郁折枝心情复杂地吃完了晚饭,第一次对着熟悉的口味食不知味,她一直等到花落月将碗筷收进厨房,也没等到她开口问一句。
直到花落月转过头来问她,是回酒店休息,还是就在这间小公寓里将就一晚。
郁折枝没问怎么将就,她满脑子都是另一个问题。
她迟疑了那么片刻,还是主动问道:“你没有什么想问我的吗?”
花落月明显为这句话感到了诧异。
但她脑筋转了转,很快就巧妙地转变了这句话的性质:“如果郁总有什么烦心事想要倾诉的话,我洗耳恭听。”
她洗干净手,随着郁折枝在客厅坐下来。
郁折枝拿着茶几上的那本书充幌子,来回翻了几页却发现是看不懂的语言。但多少也分散了一些注意力,让她不再那么焦躁。
“有人跟我说看到了沈姐姐。”郁折枝最后坦诚地说道,“我去找她了。”
果然。
花落月毫不意外。
郁折枝顿了顿,叹气,然后说:“但是没有找到。她应该已经离开了。”
第一句话说出口之后,剩下的话就容易得多了。
这是郁折枝第一次主动跟花落月提起白月光的事。
上一次郁父说起她的旧事,她还因此大动肝火。然而事实是父亲已经将她过往所有不堪与不甘的事卖了个底朝天,花落月也从没有拿着这些事出去嚼舌根。
就剩下白月光的那一点旧事,再对着花落月遮遮掩掩也没多少必要了。
“她对我来说……是特别的。

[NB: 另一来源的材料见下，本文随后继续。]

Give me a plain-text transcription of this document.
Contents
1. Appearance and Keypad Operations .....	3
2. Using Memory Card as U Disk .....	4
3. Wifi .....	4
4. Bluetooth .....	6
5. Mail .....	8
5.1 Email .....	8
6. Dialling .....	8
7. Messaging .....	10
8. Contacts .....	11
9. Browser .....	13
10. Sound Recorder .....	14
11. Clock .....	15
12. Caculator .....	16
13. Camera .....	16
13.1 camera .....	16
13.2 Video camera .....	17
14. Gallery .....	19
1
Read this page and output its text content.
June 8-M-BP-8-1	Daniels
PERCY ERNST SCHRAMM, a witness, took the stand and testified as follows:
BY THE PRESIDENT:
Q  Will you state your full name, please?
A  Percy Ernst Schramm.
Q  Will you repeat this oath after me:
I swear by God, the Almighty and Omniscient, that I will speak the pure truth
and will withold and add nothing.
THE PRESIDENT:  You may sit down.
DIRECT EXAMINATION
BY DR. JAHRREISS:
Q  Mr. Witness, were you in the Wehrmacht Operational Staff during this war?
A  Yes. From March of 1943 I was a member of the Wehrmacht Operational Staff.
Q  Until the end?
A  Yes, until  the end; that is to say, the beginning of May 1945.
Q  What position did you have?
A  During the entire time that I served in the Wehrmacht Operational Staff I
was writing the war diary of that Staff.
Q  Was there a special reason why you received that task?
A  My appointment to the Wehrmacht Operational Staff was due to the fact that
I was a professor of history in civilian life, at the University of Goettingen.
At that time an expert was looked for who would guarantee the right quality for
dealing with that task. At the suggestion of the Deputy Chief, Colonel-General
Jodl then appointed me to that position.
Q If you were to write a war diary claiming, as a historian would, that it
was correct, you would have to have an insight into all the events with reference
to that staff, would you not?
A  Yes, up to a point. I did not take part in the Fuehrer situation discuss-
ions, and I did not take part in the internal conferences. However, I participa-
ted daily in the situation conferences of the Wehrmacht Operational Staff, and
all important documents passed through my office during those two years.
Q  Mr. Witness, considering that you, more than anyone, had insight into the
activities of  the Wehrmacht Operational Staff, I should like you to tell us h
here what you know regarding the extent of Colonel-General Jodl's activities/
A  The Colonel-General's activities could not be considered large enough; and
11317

”郁折枝用这句话作为正式的开场。
沈姐姐是郁折枝小时候的钢琴老师的女儿,也是她在母亲离去前后的玩伴。
小时候郁折枝并没有多少同龄的玩伴,很大一部分原因就在于郁家的情况每况愈下,很多人要么避着走,怕惹上麻烦,要么阴谋算计,连带着告诫孩子不要付出真心。
少数那么几个私交甚笃的,大多比郁折枝年长,很难玩到一起去。
所以郁折枝小时候的朋友大多数都是她的同学,唯一深入到家庭关系的,也只有沈姐姐。
沈姐姐比郁折枝大不了多少,却远比她成熟,其中一部分原因是她生性温柔而包容,对于郁折枝种种叨扰要求总是不厌其烦。

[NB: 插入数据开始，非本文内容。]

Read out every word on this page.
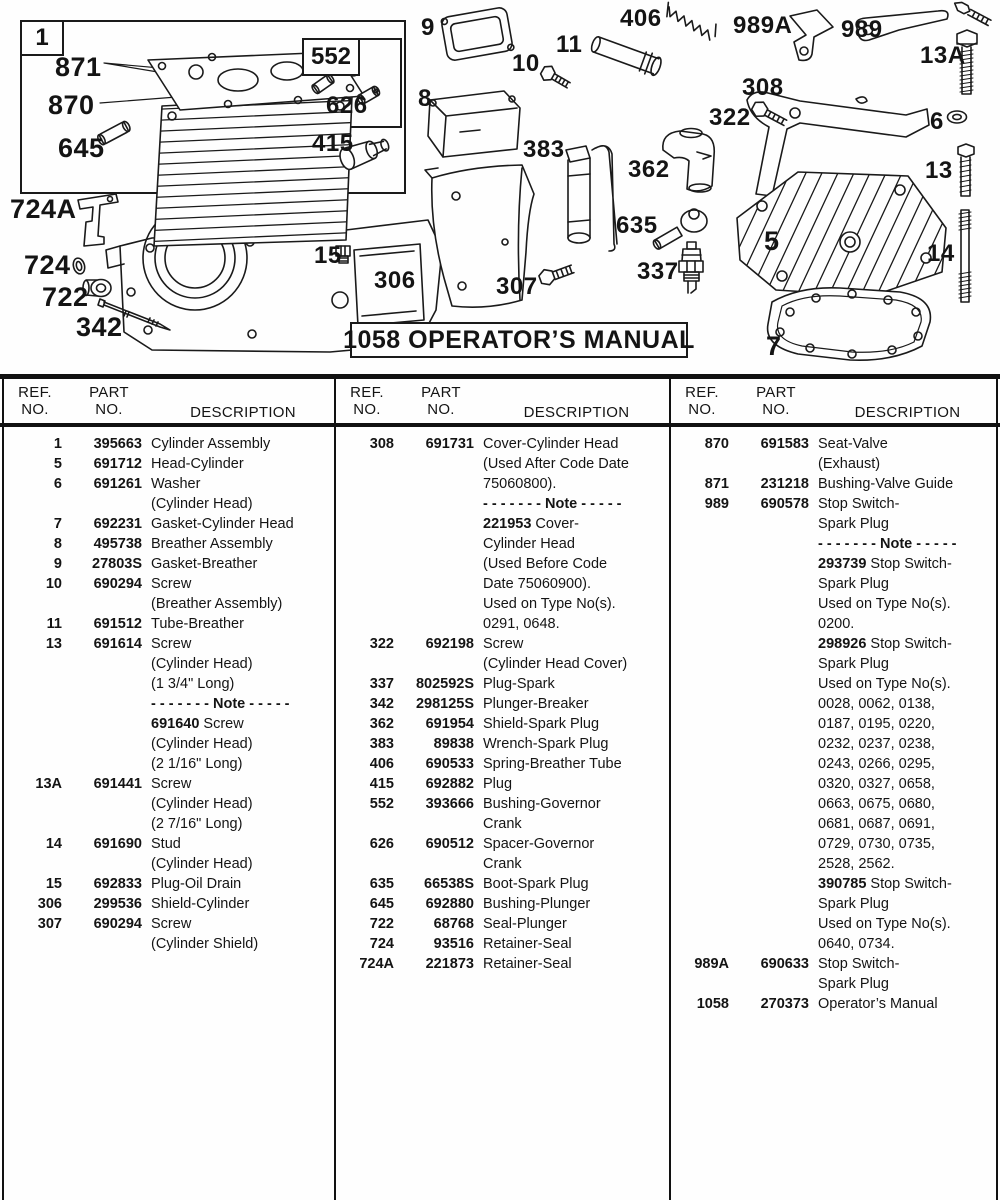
1
552
871
870
645
724A
724
722
342
626
415
15
306	307
9
10
8
383
11
406
362
635
337
989A 989
308
322
13A
6
13
14
5
7
1058 OPERATOR’S MANUAL
REF.
NO.
PART
NO.	DESCRIPTION
REF.
NO.
PART
NO.	DESCRIPTION
REF.
NO.
PART
NO.	DESCRIPTION
1	395663 Cylinder Assembly
5	691712 Head-Cylinder
6	691261 Washer
(Cylinder Head)
7	692231 Gasket-Cylinder Head
8	495738 Breather Assembly
9	27803S Gasket-Breather
10	690294 Screw
(Breather Assembly)
11	691512 Tube-Breather
13	691614 Screw
(Cylinder Head)
(1 3/4" Long)
- - - - - - - Note - - - - -
691640 Screw
(Cylinder Head)
(2 1/16" Long)
13A	691441 Screw
(Cylinder Head)
(2 7/16" Long)
14	691690 Stud
(Cylinder Head)
15	692833 Plug-Oil Drain
306	299536 Shield-Cylinder
307	690294 Screw
(Cylinder Shield)
308	691731 Cover-Cylinder Head
(Used After Code Date
75060800).
- - - - - - - Note - - - - -
221953 Cover-
Cylinder Head
(Used Before Code
Date 75060900).
Used on Type No(s).
0291, 0648.
322	692198 Screw
(Cylinder Head Cover)
337	802592S Plug-Spark
342	298125S Plunger-Breaker
362	691954 Shield-Spark Plug
383	89838 Wrench-Spark Plug
406	690533 Spring-Breather Tube
415	692882 Plug
552	393666 Bushing-Governor
Crank
626	690512 Spacer-Governor
Crank
635	66538S Boot-Spark Plug
645	692880 Bushing-Plunger
722	68768 Seal-Plunger
724	93516 Retainer-Seal
724A	221873 Retainer-Seal
870	691583 Seat-Valve
(Exhaust)
871	231218 Bushing-Valve Guide
989	690578 Stop Switch-
Spark Plug
- - - - - - - Note - - - - -
293739 Stop Switch-
Spark Plug
Used on Type No(s).
0200.
298926 Stop Switch-
Spark Plug
Used on Type No(s).
0028, 0062, 0138,
0187, 0195, 0220,
0232, 0237, 0238,
0243, 0266, 0295,
0320, 0327, 0658,
0663, 0675, 0680,
0681, 0687, 0691,
0729, 0730, 0735,
2528, 2562.
390785 Stop Switch-
Spark Plug
Used on Type No(s).
0640, 0734.
989A	690633 Stop Switch-
Spark Plug
1058	270373 Operator’s Manual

在母亲刚刚离去的时候,郁折枝满心彷徨,以为是自己做错了什么,才惹得母亲不快,从此一去不返。
也是沈姐姐陪伴着她,告诉她,那不是她的错。
并不是每个母亲都无私到愿意为孩子舍弃一切,或是将孩子凌驾于「自我」之上。
郁折枝当然可以责怪她,也不必将那强压在自己所需要担负起家族的责任上。
从厌憎自己到憎恨母亲,郁折枝花了很长的时间走出来,也逐渐认识到谁才是真正在乎她的人,而她又应该去珍惜谁。
后者之中包含她的父亲,也包含沈家的母女。
父亲后来洗心革面,一心抚养她长大,是真正深爱着她的亲人。
但只有沈老师会在她生病发烧的时候拥抱她,当她因为吃药苦得想哭的时候,沈姐姐会偷偷往她嘴里塞一颗糖,雨夜雷鸣的时候,沈姐姐会温柔地嘲笑她是胆小鬼,一边却守着她直到天亮……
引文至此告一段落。